Paper No. 7-7
Presentation Time: 9:35 AM
LATE QUATERNARY SEA-LEVEL HISTORY AND THE ANTIQUITY OF THE PYGMY MAMMOTH (MAMMUTHUS EXILIS), CHANNEL ISLANDS NATIONAL PARK, CALIFORNIA, USA
Fossil proboscideans have been found on a number of islands worldwide. Three of the islands in Channel Islands National Park, California have records of fossil mammoths, both Columbian mammoths [Mammuthus columbi (Falconer, 1857)] and pygmy mammoths [Mammuthus exilis (Stock and Furlong, 1928)]. Most fossils of both species on the islands date to the last glacial period (~22-12 ka, in cal 14C yr), but early observations of mammoth remains within the lowest (youngest) subaerially exposed marine terrace deposits indicated the possibility of a pre-last-glacial age for the earliest arrivals.

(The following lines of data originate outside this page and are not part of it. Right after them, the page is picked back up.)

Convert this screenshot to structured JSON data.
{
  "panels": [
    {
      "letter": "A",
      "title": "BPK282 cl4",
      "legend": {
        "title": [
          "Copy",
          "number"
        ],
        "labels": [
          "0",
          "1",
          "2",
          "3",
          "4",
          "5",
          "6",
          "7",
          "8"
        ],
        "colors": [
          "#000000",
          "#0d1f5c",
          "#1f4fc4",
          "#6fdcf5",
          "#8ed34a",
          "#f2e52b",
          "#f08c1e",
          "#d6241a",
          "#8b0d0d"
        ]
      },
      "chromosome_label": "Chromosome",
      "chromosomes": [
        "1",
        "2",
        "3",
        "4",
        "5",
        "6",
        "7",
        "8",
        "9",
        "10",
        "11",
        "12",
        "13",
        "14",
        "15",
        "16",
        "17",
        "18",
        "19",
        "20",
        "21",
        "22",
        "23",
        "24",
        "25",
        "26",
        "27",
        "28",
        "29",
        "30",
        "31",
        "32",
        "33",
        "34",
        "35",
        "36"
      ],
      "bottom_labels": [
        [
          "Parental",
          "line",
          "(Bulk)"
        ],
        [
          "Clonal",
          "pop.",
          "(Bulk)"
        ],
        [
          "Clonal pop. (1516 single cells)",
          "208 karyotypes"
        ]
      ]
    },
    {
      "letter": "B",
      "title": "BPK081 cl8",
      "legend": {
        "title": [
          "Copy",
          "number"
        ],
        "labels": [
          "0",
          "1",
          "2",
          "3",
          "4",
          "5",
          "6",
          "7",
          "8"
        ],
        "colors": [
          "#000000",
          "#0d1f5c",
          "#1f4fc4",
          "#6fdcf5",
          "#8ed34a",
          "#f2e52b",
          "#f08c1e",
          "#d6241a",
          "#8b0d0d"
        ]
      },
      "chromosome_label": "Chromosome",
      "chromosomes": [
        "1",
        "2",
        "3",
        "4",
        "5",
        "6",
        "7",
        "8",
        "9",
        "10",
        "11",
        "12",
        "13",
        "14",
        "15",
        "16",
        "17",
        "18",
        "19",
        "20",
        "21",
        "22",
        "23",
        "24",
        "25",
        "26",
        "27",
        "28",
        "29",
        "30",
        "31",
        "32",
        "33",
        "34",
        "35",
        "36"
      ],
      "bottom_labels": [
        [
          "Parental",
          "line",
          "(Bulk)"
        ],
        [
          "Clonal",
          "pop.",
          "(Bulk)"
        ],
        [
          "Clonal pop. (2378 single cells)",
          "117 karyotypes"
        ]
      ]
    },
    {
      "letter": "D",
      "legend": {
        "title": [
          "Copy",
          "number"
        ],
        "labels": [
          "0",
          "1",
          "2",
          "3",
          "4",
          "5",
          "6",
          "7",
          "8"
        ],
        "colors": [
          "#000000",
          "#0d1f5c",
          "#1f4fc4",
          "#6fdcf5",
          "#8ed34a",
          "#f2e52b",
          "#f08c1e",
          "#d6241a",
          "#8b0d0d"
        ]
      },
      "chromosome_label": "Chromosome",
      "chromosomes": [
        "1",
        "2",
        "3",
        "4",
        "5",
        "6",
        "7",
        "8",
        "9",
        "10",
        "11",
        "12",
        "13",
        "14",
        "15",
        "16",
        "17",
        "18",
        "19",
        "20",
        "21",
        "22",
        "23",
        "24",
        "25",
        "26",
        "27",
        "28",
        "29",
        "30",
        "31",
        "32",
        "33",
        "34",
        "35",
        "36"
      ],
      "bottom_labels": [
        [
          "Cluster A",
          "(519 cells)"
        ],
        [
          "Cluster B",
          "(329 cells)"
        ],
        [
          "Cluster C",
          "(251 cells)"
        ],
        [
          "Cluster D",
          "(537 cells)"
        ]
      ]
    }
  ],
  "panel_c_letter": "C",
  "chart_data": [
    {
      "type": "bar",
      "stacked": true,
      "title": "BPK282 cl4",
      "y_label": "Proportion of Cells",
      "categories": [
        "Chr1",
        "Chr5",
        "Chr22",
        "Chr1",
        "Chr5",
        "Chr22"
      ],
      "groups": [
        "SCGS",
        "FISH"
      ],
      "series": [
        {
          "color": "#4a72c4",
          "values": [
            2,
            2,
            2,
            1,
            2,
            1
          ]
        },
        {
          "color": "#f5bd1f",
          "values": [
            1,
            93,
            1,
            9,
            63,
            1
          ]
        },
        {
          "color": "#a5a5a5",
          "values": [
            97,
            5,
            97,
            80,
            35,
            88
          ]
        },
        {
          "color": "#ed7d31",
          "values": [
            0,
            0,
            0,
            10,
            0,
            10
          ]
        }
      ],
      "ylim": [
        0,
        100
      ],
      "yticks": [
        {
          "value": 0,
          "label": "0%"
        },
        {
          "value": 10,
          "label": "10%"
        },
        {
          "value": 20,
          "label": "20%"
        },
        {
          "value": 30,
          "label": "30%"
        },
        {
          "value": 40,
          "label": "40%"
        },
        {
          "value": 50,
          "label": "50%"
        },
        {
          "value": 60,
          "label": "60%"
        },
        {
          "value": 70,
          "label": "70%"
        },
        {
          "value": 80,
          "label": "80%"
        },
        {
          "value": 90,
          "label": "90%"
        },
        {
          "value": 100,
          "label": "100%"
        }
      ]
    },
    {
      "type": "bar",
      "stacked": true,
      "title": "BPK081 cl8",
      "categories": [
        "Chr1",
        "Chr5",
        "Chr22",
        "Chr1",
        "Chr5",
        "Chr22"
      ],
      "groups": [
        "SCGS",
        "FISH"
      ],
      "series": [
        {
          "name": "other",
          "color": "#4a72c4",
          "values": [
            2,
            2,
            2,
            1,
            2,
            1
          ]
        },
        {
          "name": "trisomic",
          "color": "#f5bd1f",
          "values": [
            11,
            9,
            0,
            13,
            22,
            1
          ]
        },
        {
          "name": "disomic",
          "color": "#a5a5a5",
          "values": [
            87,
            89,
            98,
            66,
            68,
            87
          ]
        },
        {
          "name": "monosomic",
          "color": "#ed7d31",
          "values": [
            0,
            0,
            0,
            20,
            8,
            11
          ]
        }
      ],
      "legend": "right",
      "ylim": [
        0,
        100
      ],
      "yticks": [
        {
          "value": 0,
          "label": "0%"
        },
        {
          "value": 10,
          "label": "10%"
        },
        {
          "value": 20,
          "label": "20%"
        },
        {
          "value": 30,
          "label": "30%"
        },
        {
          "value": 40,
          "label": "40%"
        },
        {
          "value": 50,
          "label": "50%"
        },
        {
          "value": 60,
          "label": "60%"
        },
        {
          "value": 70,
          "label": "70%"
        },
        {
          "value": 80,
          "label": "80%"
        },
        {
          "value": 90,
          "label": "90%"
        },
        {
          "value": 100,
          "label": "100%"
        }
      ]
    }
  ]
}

In the course of marine terrace work on Santa Rosa Island, a tusk of Mammuthus exilis was found in eolian/colluvial deposits overlying thin marine deposits. Radiocarbon analyses on land snails (Helminthoglypta ayresiana) gave five ages, ranging from 46-41 ka (14C yr), all of which are regarded as minimum ages. Nevertheless, the find documents a pre-last-glacial occurrence of pygmy mammoths on the Channel Islands. A more definitive age was obtained when another well-preserved Mammuthus exilis tusk was found in deposits of the lowest marine terrace, along with marine mollusks and marine mammal remains. Uranium-series dating of six fossil corals from deposits of this terrace yielded ages ranging from 83.8 ± 0.6 ka to 78.6 ± 0.5 ka. All but one of the corals have back-calculated initial 234U/238U values that fall within the range of modern seawater, indicating the ages are robust. These ages correlate the deposit with marine isotope stage (MIS) 5.1, a time of relatively high sea level during the latter part of the last interglacial complex. Thus, mammoths have been on the Channel Islands prior to the last glacial period and probably migrated to the islands by swimming during the penultimate glacial period (~150 ka), or MIS 6. This was a time when sea level was low and the island-mainland distance was minimal, as was also the case during the last glacial period (MIS 2). The timing of initial mammoth migration had to occur not only during a glacial period, but also late enough in the Quaternary that uplift of both the islands and the mainland decreased the swimming distance to a range that could be accomplished by mammoths.